Mixed-mode clusters: sidecar-skip-waypoint
A cluster that runs sidecar workloads alongside ambient ones needs the
solo.io/sidecar-skip-waypoint: "true" annotation on any
ServiceEntry bound to the egress Gateway. Sidecar-injected workloads
cannot use ztunnel-native egress at all (the feature depends on
ztunnel's in-process handoff and there is no listener for sidecars to
route to), but they do observe the istio.io/use-waypoint
label on the ServiceEntry. Without the annotation, the sidecar tries to
honour a binding it has no path to and outbound traffic to that host
fails. The annotation tells the sidecar to ignore the binding and stay
on registry-based routing. Ambient workloads in the same cluster honour
the binding and continue going through ztunnel-egress.
Resources at a glance
| Resource | Namespace | Role | Key fields |
|---|---|---|---|
Gateway ztunnel-egress |
istio-system |
Binds the existing ztunnel DaemonSet as the egress gateway. | gatewayClassName: solo-ztunnel-egress, listener on :15008 protocol HBONE. |
AuthorizationPolicy · gateway layer |
istio-system |
Decides which sources may use the egress gateway at all. | targetRefs to the Gateway, ALLOW with empty rules = default-deny. |
ServiceEntry |
Consuming namespace | Declares the external host and binds it to the egress Gateway. | istio.io/use-waypoint labels, solo.io/sidecar-skip-waypoint annotation in mixed mode. |
AuthorizationPolicy · ServiceEntry layer |
Same as the ServiceEntry | Decides which sources may reach this specific external host. | targetRefs to the ServiceEntry, match on namespaces or principals. |
NetworkPolicy |
Workload namespace | Keeps workload pods off the external network entirely. | podSelector excludes gateway pods, egress allows DNS plus in-cluster only. |
Where to go from here
The CRDs shown here are documented on the Istio Ambient CRDs visual map, and the lifecycle around ztunnel itself sits inside the Gloo Operator across N clusters page. For the wider context on how ambient enforces L4 versus L7 policy, the Solo docs page for L4 ztunnel-native egress is the canonical source; this article is the why and the shape, with the docs as the authoritative YAML reference.

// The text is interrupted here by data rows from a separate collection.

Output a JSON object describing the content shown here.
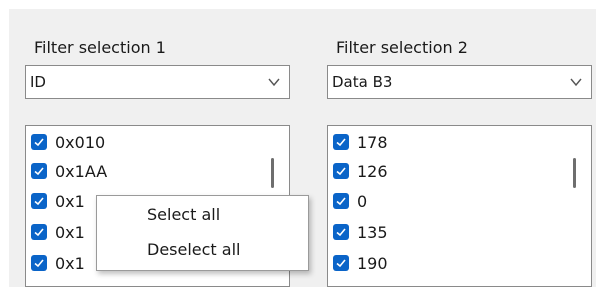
{
  "filter1": {
    "label": "Filter selection 1",
    "selected": "ID",
    "items": [
      {
        "text": "0x010",
        "checked": true
      },
      {
        "text": "0x1AA",
        "checked": true
      },
      {
        "text": "0x1",
        "checked": true
      },
      {
        "text": "0x1",
        "checked": true
      },
      {
        "text": "0x1",
        "checked": true
      }
    ]
  },
  "filter2": {
    "label": "Filter selection 2",
    "selected": "Data B3",
    "items": [
      {
        "text": "178",
        "checked": true
      },
      {
        "text": "126",
        "checked": true
      },
      {
        "text": "0",
        "checked": true
      },
      {
        "text": "135",
        "checked": true
      },
      {
        "text": "190",
        "checked": true
      }
    ]
  },
  "context_menu": {
    "items": [
      {
        "label": "Select all"
      },
      {
        "label": "Deselect all"
      }
    ]
  },
  "icons": {
    "dropdown": "chevron-down-icon",
    "checkbox": "checkmark-icon"
  },
  "colors": {
    "background": "#f0f0f0",
    "checkbox_accent": "#0a64c8",
    "border": "#8a8a8a"
  }
}
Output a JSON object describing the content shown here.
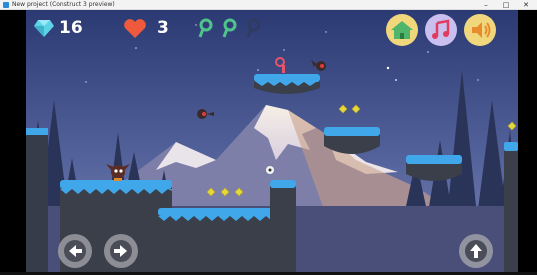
{
  "window": {
    "title": "New project (Construct 3 preview)",
    "minimize_glyph": "–",
    "maximize_glyph": "□",
    "close_glyph": "✕"
  },
  "hud": {
    "gems": 16,
    "lives": 3,
    "keys_total": 3,
    "keys_collected": 2,
    "gem_icon": "diamond-icon",
    "lives_icon": "heart-icon",
    "key_icon": "key-icon",
    "buttons": [
      {
        "icon": "home-icon"
      },
      {
        "icon": "music-note-icon"
      },
      {
        "icon": "speaker-icon"
      }
    ]
  },
  "controls": {
    "left_icon": "arrow-left-icon",
    "right_icon": "arrow-right-icon",
    "jump_icon": "arrow-up-icon"
  },
  "colors": {
    "sky_top": "#2f3f78",
    "sky_bottom": "#6a79a8",
    "ice": "#3fa7ea",
    "ground": "#3a3f4a",
    "gem": "#5ed3e8",
    "heart": "#f05a3c",
    "key": "#4fc48a",
    "coin": "#e6d73a"
  }
}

Reminder that the feature is alpha in 1.30. Expect the Helm value names, the GatewayClass name and the annotation key to be stable from here on, but field-level details can still move before GA. Run it in non-prod first, lock down the workload namespaces with NetworkPolicy from day one, and you'll get most of the value with very little of the risk.